Teaching Our Kids How to Cope with Loss

I read a blog post a few days ago on a great dad site called Building Camelot. The name of the post is: My 5 Biggest Fears Being a Dad, and it covers the fear of loss in a very honest, real way.

The post came along at the perfect time, as loss has been on my mind lately — ever since I had my tooth pulled a few days ago.

My tooth’s clinical name was #13. And although the procedure was quick and physically painless, I have been thinking more and more about loss. Other than my hair (which I’ve been losing for years), this is the only part of my body that I have lost. And the experience has quickly transcended into a life metaphor.

What else have I lost? I’m not talking about a set of keys or a receipt from Target. I’m talking about real loss, the type that takes a piece of you along with it. The kind that leaves you with little gaps, like cavities, that never fully disappear or heal.

And yet we go on – battered, weathered and full of tiny little holes. Somehow, we find a way to function. What choice do we have? To give up?

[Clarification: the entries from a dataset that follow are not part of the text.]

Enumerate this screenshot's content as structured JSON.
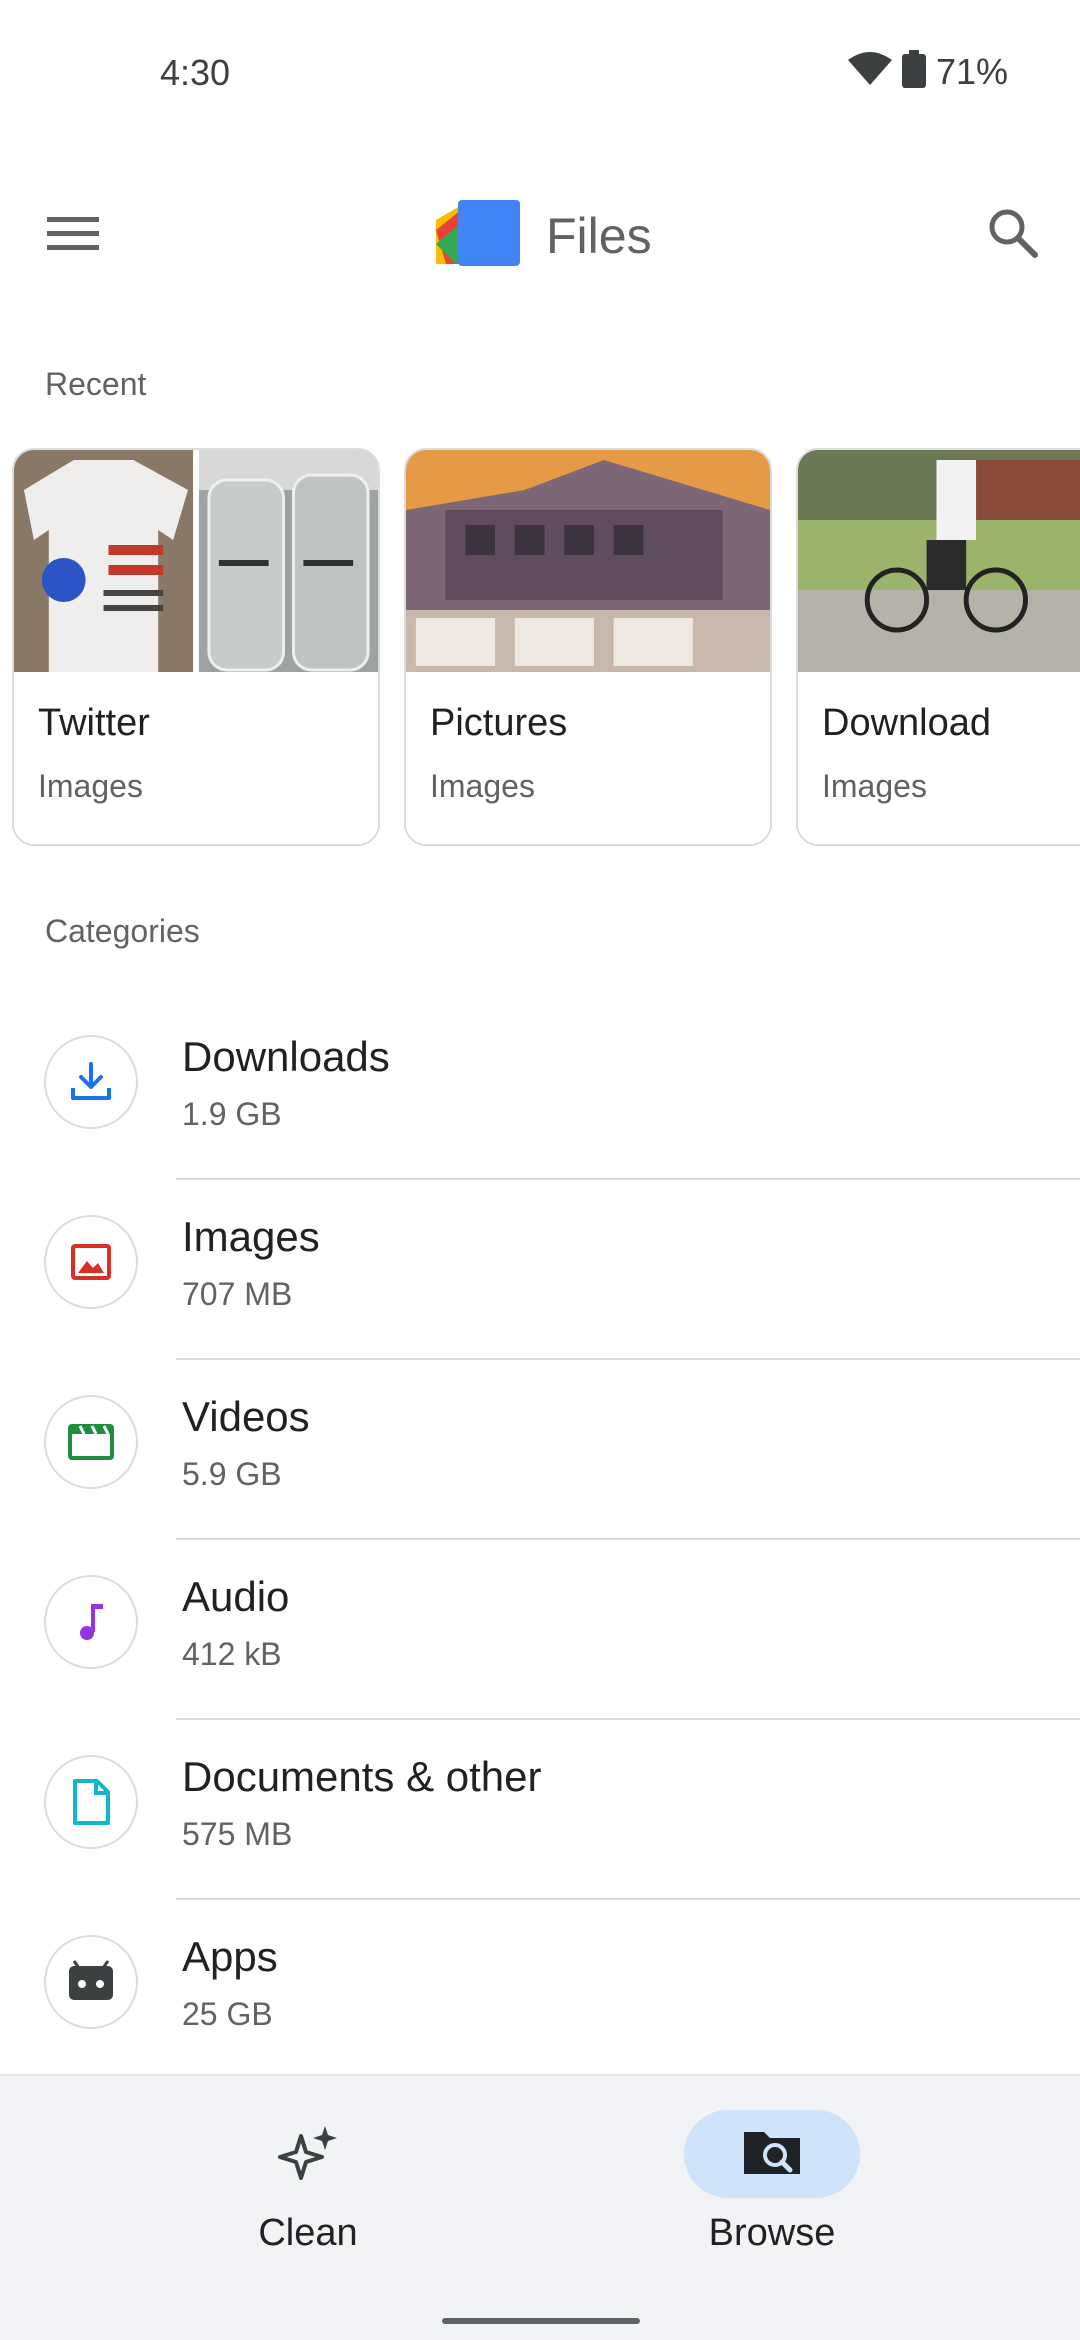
{
  "status_bar": {
    "time": "4:30",
    "battery": "71%",
    "icons": [
      "wifi-icon",
      "battery-icon"
    ]
  },
  "app_bar": {
    "title": "Files",
    "menu_icon": "hamburger-menu-icon",
    "search_icon": "search-icon",
    "logo_colors": [
      "#4285f4",
      "#34a853",
      "#fbbc04",
      "#ea4335"
    ]
  },
  "recent": {
    "header": "Recent",
    "cards": [
      {
        "title": "Twitter",
        "subtitle": "Images"
      },
      {
        "title": "Pictures",
        "subtitle": "Images"
      },
      {
        "title": "Download",
        "subtitle": "Images"
      }
    ]
  },
  "categories": {
    "header": "Categories",
    "items": [
      {
        "name": "Downloads",
        "size": "1.9 GB",
        "icon": "download-icon",
        "color": "#1a73e8"
      },
      {
        "name": "Images",
        "size": "707 MB",
        "icon": "image-icon",
        "color": "#d93025"
      },
      {
        "name": "Videos",
        "size": "5.9 GB",
        "icon": "video-icon",
        "color": "#1e8e3e"
      },
      {
        "name": "Audio",
        "size": "412 kB",
        "icon": "music-note-icon",
        "color": "#9334e6"
      },
      {
        "name": "Documents & other",
        "size": "575 MB",
        "icon": "document-icon",
        "color": "#12b5cb"
      },
      {
        "name": "Apps",
        "size": "25 GB",
        "icon": "android-icon",
        "color": "#3c4043"
      }
    ]
  },
  "bottom_nav": {
    "items": [
      {
        "label": "Clean",
        "icon": "sparkle-icon",
        "active": false
      },
      {
        "label": "Browse",
        "icon": "browse-folder-icon",
        "active": true
      }
    ]
  }
}
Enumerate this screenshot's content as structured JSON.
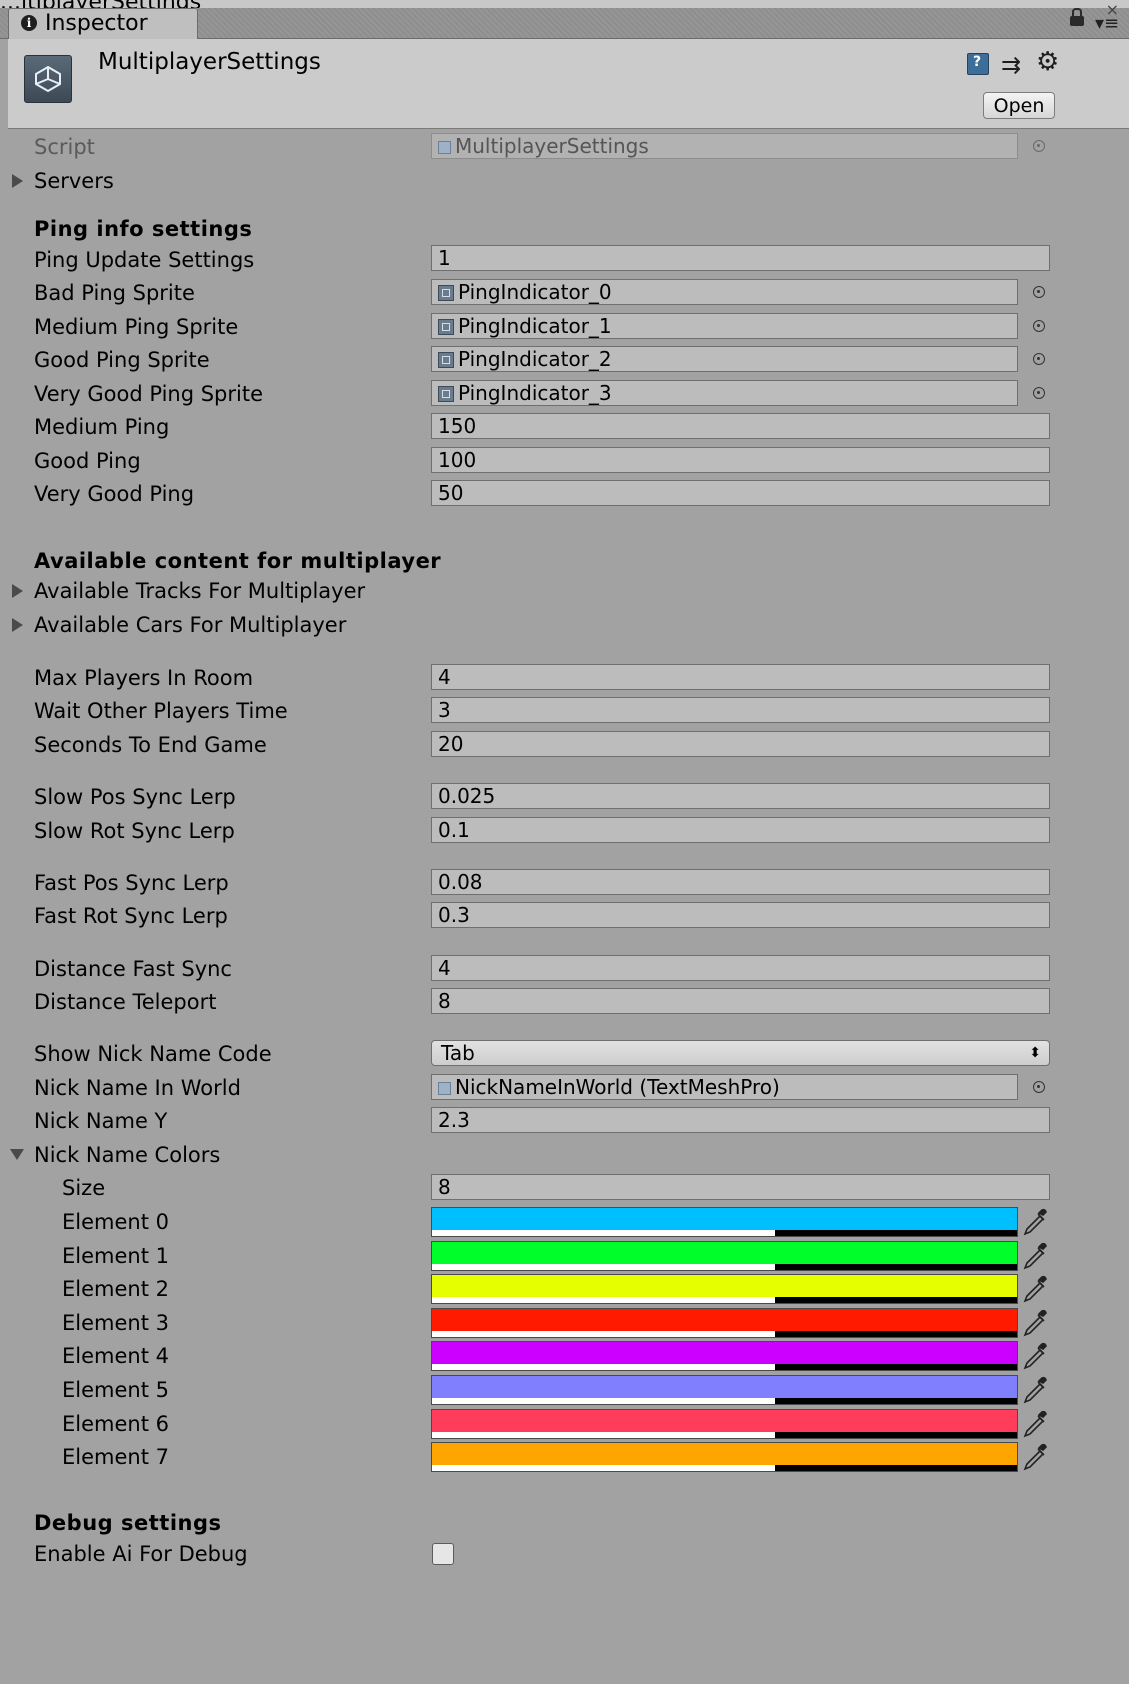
{
  "window": {
    "top_partial_text": "...ltiplayerSettings",
    "tab_label": "Inspector"
  },
  "header": {
    "title": "MultiplayerSettings",
    "open_label": "Open"
  },
  "script_row": {
    "label": "Script",
    "value": "MultiplayerSettings"
  },
  "servers": {
    "label": "Servers"
  },
  "ping": {
    "heading": "Ping info settings",
    "update_label": "Ping Update Settings",
    "update_value": "1",
    "bad_label": "Bad Ping Sprite",
    "bad_value": "PingIndicator_0",
    "medium_sprite_label": "Medium Ping Sprite",
    "medium_sprite_value": "PingIndicator_1",
    "good_sprite_label": "Good Ping Sprite",
    "good_sprite_value": "PingIndicator_2",
    "very_good_sprite_label": "Very Good Ping Sprite",
    "very_good_sprite_value": "PingIndicator_3",
    "medium_label": "Medium Ping",
    "medium_value": "150",
    "good_label": "Good Ping",
    "good_value": "100",
    "very_good_label": "Very Good Ping",
    "very_good_value": "50"
  },
  "content": {
    "heading": "Available content for multiplayer",
    "tracks_label": "Available Tracks For Multiplayer",
    "cars_label": "Available Cars For Multiplayer"
  },
  "room": {
    "max_players_label": "Max Players In Room",
    "max_players_value": "4",
    "wait_label": "Wait Other Players Time",
    "wait_value": "3",
    "end_label": "Seconds To End Game",
    "end_value": "20"
  },
  "sync": {
    "slow_pos_label": "Slow Pos Sync Lerp",
    "slow_pos_value": "0.025",
    "slow_rot_label": "Slow Rot Sync Lerp",
    "slow_rot_value": "0.1",
    "fast_pos_label": "Fast Pos Sync Lerp",
    "fast_pos_value": "0.08",
    "fast_rot_label": "Fast Rot Sync Lerp",
    "fast_rot_value": "0.3",
    "dist_fast_label": "Distance Fast Sync",
    "dist_fast_value": "4",
    "dist_tp_label": "Distance Teleport",
    "dist_tp_value": "8"
  },
  "nick": {
    "code_label": "Show Nick Name Code",
    "code_value": "Tab",
    "world_label": "Nick Name In World",
    "world_value": "NickNameInWorld (TextMeshPro)",
    "y_label": "Nick Name Y",
    "y_value": "2.3",
    "colors_label": "Nick Name Colors",
    "size_label": "Size",
    "size_value": "8",
    "elements": [
      {
        "label": "Element 0",
        "color": "#00bfff"
      },
      {
        "label": "Element 1",
        "color": "#00ff2a"
      },
      {
        "label": "Element 2",
        "color": "#e6ff00"
      },
      {
        "label": "Element 3",
        "color": "#ff1a00"
      },
      {
        "label": "Element 4",
        "color": "#cc00ff"
      },
      {
        "label": "Element 5",
        "color": "#8080ff"
      },
      {
        "label": "Element 6",
        "color": "#ff3d5a"
      },
      {
        "label": "Element 7",
        "color": "#ffa500"
      }
    ]
  },
  "debug": {
    "heading": "Debug settings",
    "enable_ai_label": "Enable Ai For Debug",
    "enable_ai_checked": false
  }
}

Here’s what I’d like to know. Why weren’t we ever taught how to cope with loss? How to come to a place of acceptance, and have what we’ve learned from the loss propel us to a better place. In school, we learn about calculus and how to dissect a frog. Have you found that helpful? Unless you are a mathemetician, or a freak who likes to look at frog guts, it hasn’t.

Mom and dad? Yeah, they were a big help. The only serious talk I got was ”boys have a penis, and girls don’t. Did you know that?” As a matter of fact, I didn’t. But nothing came after that sentence except my uncomfortable thoughts about what girls did have down there if there was no penis.

Like it or not, loss is a part of life. We have the power to give our chilren the tools they need to cope with loss in a positive way. We can help them learn to heal (as best as possible), and come to a place of acceptance so they can move on from loss instead of dwelling in it.

We can also let them know that it’s OK if they need help to cope or heal. Just being approachable, and telling them “mom and dad are here,” is a huge deal. Then, of course, there’s the power of spirit (but that’s a topic for another blog post).

Can we protect our kids from loss? I don’t think so. And why should we? If we want them to be healthy, successful adults, it’s our repsonsibility to help them be fully functioning people.

My parents were incapeable of this. Were yours? I think they did their best, which is all I can ask. But we can do better.

And remember, you are not alone…

Keeping Life in Perspective

There’s no question, being a parent is hard. Being a good parent? Even harder.

In an effort to do our best, it’s easy to get caught up in the thick of daily to-do’s, responsibilities and problems (which can linger for weeks, months or even years). This struggle can be overwhelming and even debilitating. Fatigue, frustration and dissatisfaction creep in and suddenly things appear insurmountable — a huge mountain that we’re standing at the bottom of. And our climbing boots don’t fit.

The size of the “mountain,” and our ability to climb it, is directly related to our perception of the mountain. In other words, it’s as big as we think it is. You’ve probably heard the statement, “your perception becomes your reality.” It’s true.

When my perception tips toward the dark side, the Universe (God) has a way of stepping in with a reminder to help me realign.

This week, my reminder came in the form of an article in Esquire Magazine called, “What I’ve Learned: Glenn Fitzpatrick.” Glenn is the father of a 5-year old girl named Maddie. He’s also dying from ALS (Lou Gehrig’s Disease).

And suddenly I realize, my life isn’t so bad. I’m actually pretty lucky.

Click the link above to read Glenn’s brief, yet moving interview. It really puts things in perspective. He seems to be coping with his illness and imminent death with grace and dignity, and he inspires me to deal with my problems in the same manner (which often feels impossible).

Problems that seemed so large, and feelings that were so strong shift. I’m not saying they’re invalid. They most certainly deserve respect and attention. My issues are just smaller in comparison to Glenn’s — a man whose five year old daughter won’t have a daddy soon. How hard will it be for his wife to carry on? To raise their family? To smile?

At least I’ve got a partner, my lovely wife, to help my family through the peaks and valleys of life. I always say wife rhymes with life for a reason! I thank the Universe for her every day. How much harder must it be for a single parent?

I hope Glenn’s words help you as much as they’ve helped me. If you are a single parent, or if you are sick, my thoughts and prayers go out to you. I’m always here to listen if you need someone to talk to.